没有吧?对吧,就是没有。吃惯了山珍海味,冷不丁的来上一口野菜窝头,那叫什么?那叫人间至味是清欢。
完了!
谁完了?
正经的状元、榜眼、探花完了,在场的各位进士完了,那些个才华横溢插标卖首的青年才俊完了。
后头不管再有什么说什么,都已经是寡淡无味了,除非这会儿能蹦出来一个人上去给大伙讲一下《星际航行理论》,不然后头的人便是舌灿莲花都没用了。
这时林舟讲完,朝着各个方向深深鞠躬,接着便是下了台,走回到了自己的位置上。
本来在他之后榜眼探花要上去的,这下好了,他俩在那你看看我、我看看你,直到礼官催促都不敢上台。
好不容易那榜眼被拽了上去,稀里糊涂说了一大堆,但他自己都不知道自己在说什么。
自古以来,从尧舜禹汤之始,殉国便是一等一的死法。
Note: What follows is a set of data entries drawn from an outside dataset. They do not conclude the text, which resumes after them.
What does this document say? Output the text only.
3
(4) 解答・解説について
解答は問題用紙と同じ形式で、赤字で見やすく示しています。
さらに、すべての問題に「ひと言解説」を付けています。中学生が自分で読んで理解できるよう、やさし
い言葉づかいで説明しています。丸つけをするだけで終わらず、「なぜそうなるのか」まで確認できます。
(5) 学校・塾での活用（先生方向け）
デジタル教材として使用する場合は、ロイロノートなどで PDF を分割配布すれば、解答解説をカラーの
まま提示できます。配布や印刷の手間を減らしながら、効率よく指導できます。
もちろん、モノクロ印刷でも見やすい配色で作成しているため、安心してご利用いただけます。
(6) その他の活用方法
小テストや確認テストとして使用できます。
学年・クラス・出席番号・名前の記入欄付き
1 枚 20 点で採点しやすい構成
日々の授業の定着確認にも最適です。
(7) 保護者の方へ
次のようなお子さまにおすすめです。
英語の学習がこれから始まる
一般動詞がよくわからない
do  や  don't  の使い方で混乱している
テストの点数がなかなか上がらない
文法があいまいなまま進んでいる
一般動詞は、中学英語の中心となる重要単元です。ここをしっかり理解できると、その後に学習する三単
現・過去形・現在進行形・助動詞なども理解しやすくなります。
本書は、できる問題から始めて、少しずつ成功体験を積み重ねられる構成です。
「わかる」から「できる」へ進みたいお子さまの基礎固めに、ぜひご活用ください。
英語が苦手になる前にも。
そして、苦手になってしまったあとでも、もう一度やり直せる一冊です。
延伸出来的逻辑就是不管在什么时候,肯为祖国做出贡献就是至高无上的荣耀。
别管他出身是啥,哪怕他是个红毛鬼子,手脚上的汗毛能有八寸长,一到夏天身上往外散泔水味,只要他能为国家贡献,那他就是牛逼。
林舟,这个说话全白,一个字儿官话不会说,认字还认半边的家伙,此时此刻孤篇压全唐。
人家直说了,他就没想着自己会当状元,也说了自己换了几万贯钱花花。
几万贯,在场几个人没见过那些钱?别的不说,就说那已经试种五万亩的种子,一颗多少钱?算得清么?那些能药到病除的神药,一碗多少钱?算得清么?那些绝无仅有的精钢冶炼之法,足够引发一场国战,值多少钱?算得清么?
算不清。
几万贯算什么?也许就是个公子哥一晚上包个青楼的钱,也许就是一场小规模边境冲突,死了百十来个人。
钱,大家都喜欢,但在钱之上却还有太多用钱衡量不了的东西。
关键还不能说,说了自有“大义”冲上来一套丝滑小连招,轻则身败名裂,重则家破人亡。
林舟坐在那端起一杯茶滋了一口,这会儿全场看他的人不多,气氛却是压抑严肃,刚才的欢声笑语早已经荡然无存,留下来的只有那些个青年人的面如死灰。
这一下不用说,林舟出名了,而且是出大名了,比一首词一句诗出名出太多了,史书上也许不会记录今年状元是谁,但一定会记一笔“绍兴十六年春,临安人林舟,献五谷、撰冶术、治瘟疫”。
能以正名入史书,可遇不可求,史家可不管你这那,太史公就在旁边,刚才林舟说话的时候人家的笔写得飞快,而轮到探花榜眼真状元时,人家在喝酒。
这会儿赵构站起身来,举杯,没有提到林舟,却是当即呼喊一声:“众卿,与这春日同饮一杯。”
这是皇帝敬酒!
当时其他那些个进士感觉自己都快死了,他们都快把自己玩成猴儿了,却也没见皇帝多动容,反倒是那真猴儿,却独得天恩。
“你怎么想的?”
敬酒之后,众人落座,赵眘却不动声色的来到林舟旁边,压低声音说道:“那些话你都是怎么想出来的?”
“诶嘿,没有人比我更懂道德绑架。”林舟一拍胸脯:“骂啊,让他们再骂啊,这下说不出我这状元名不正言不顺了吧?”